Le mer. 12 juin 2019 à 19:11, Stas Malyshev <smalyshev@wikimedia.org> a écrit :
Hi!

>> So there needs to be some smarter solution, one that we'd unlike to
> develop inhouse
>
> Big cat, small fish. As wikidata continue to grow, it will have specific
> needs.
> Needs that are unlikely to be solved by off-the-shelf solutions.

Here I think it's good place to remind that we're not Google, and
developing a new database engine inhouse is probably a bit beyond our
resources and budgets.

Today, the problem is not the same as the one MySQL, PostgreSQL, blazegraph
and openlink had when they started working on their respective databases. See
below.
 
Fitting existing solution to our goals - sure, but developing something new of 
that scale is probably not going to happen.

It will.

> FoundationDB and WiredTiger are respectively used at Apple (among other
> companies)
> and MongoDB since 3.2 all over-the-world. WiredTiger is also used at Amazon.

I believe they are, but I think for our particular goals we have to
limit themselves for a set of solution that are a proven good match for
our case.

See the other mail I just sent. We are a turning point in database engineering
history. The very last database systems that were built are all based on
Ordered Key Value Store, see Google Spanner paper [0].

Thanks to WT/MongoDB and Apple, those are readily available, in widespread use
and fully open source. It is only missing a few pieces for making it work a fully
backward compatible way with WDQS (at scale).

[0] https://ai.google/research/pubs/pub39966
 
> That will be vendor lock-in for wikidata and wikimedia along all the
> poor souls that try to interop with it.

Since Virtuoso is using standard SPARQL, it won't be too much of a
vendor lock in, though of course the standard does not cover all, so
some corners are different in all SPARQL engines.
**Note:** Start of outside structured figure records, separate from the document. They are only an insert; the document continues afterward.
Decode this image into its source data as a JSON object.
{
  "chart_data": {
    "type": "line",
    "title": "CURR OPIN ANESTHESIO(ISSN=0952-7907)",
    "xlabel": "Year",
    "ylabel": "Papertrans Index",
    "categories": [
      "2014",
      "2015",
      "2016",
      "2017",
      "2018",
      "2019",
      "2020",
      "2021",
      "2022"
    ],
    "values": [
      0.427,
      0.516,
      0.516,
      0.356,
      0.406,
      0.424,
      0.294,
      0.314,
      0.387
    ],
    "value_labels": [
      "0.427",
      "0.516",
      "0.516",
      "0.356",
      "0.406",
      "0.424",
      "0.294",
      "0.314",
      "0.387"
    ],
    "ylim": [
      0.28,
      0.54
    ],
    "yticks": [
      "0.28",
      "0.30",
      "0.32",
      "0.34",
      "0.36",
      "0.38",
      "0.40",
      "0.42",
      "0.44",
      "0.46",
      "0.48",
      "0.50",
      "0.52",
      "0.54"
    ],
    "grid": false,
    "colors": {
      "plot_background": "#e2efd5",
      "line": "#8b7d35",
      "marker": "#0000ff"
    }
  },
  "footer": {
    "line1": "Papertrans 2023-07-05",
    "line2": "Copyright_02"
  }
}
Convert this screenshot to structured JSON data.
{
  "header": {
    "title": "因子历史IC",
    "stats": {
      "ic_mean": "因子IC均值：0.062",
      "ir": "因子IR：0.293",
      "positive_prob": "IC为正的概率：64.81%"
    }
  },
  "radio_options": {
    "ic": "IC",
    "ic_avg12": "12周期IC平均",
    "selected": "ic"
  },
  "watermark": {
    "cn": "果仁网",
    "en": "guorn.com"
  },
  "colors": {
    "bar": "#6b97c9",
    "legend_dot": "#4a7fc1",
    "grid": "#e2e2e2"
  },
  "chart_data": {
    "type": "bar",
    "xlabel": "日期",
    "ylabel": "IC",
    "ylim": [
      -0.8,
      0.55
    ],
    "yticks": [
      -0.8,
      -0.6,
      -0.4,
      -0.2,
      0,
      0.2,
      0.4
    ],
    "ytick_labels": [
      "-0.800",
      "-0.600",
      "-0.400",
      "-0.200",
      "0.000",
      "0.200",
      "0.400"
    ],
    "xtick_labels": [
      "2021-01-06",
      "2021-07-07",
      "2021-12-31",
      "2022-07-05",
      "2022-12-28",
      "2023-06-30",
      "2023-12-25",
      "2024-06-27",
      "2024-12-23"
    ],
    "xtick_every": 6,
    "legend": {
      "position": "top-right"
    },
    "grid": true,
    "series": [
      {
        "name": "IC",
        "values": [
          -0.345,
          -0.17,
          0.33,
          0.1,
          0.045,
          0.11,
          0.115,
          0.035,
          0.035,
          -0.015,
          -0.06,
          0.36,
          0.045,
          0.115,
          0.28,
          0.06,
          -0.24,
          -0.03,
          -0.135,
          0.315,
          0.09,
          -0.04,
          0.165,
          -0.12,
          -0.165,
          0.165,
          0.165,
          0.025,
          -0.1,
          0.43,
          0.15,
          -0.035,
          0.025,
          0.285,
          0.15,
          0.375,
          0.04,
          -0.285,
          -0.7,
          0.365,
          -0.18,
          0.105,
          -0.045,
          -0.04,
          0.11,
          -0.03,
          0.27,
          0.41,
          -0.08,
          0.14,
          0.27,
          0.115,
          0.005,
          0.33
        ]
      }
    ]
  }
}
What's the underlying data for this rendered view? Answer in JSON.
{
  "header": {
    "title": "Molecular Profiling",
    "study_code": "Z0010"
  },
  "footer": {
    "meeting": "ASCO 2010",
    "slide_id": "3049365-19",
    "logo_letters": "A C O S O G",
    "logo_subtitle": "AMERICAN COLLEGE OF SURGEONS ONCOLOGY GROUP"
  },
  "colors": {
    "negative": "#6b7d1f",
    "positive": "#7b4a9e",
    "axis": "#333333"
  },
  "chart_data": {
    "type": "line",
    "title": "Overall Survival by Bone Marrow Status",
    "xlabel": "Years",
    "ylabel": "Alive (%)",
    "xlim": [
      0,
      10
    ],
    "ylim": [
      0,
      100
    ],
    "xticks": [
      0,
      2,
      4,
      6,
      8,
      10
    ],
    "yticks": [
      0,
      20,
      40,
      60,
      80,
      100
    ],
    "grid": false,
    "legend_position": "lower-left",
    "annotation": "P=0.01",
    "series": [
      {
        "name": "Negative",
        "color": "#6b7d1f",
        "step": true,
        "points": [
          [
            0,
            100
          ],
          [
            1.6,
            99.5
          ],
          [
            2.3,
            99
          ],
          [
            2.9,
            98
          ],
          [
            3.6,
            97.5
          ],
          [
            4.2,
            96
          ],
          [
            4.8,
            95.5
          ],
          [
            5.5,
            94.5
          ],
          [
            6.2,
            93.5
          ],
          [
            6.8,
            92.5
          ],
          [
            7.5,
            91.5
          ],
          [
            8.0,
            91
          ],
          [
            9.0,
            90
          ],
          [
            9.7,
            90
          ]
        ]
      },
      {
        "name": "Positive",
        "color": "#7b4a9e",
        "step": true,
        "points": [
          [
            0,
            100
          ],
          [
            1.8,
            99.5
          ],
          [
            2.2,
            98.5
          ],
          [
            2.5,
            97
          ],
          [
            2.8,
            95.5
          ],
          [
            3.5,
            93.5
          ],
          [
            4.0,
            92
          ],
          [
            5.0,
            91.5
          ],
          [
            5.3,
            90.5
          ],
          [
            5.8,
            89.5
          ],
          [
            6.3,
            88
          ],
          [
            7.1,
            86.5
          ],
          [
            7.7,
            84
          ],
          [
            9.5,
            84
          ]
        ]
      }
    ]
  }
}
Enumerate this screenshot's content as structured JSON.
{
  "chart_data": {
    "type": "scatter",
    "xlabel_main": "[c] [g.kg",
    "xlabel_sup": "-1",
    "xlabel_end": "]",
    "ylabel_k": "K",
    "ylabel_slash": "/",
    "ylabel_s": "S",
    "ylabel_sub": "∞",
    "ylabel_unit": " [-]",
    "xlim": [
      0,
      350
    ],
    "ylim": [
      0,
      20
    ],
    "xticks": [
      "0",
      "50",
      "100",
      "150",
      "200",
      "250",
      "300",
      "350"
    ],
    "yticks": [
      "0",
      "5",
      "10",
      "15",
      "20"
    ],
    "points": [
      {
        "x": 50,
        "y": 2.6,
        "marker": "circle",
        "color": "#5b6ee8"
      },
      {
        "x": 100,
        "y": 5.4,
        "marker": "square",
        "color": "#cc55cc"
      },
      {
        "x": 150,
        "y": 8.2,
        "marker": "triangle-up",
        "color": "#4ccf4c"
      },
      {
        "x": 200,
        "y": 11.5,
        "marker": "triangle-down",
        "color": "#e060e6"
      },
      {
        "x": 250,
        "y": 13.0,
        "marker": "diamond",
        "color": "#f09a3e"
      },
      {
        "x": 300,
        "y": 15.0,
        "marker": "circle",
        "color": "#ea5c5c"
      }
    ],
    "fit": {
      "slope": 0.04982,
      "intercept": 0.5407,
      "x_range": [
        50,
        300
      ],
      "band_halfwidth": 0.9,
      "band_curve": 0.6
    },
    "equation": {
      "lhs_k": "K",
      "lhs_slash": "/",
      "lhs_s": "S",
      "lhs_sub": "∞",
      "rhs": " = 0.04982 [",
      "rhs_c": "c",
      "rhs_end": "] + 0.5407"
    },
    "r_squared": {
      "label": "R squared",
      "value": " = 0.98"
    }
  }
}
There is a big chance that same thing that happened with the www will
happen with RDF. That is one big player own all the implementations.
 
This is why even migration between SPARQL engines, even excluding 
operational aspects, is non-trivial.

I agree.
 
Of course, migration to any non-SPARQL engine would be order of magnitude 
more disruptive, so right now we do not seriously consider doing that.

I also agree.
 
As I already mentioned, there's a difference between "you can do it" and
"you can do it efficiently". [...] The tricky part starts when you need to run millions
of queries on 10B triples database. If your backend is not optimal for
that task, it's not going to perform.

I already did small benchmarks against blazegraph. I will do more intensive
benchmarks using wikidata (and reduce the requirements in terms of SSD).


Thanks for the reply.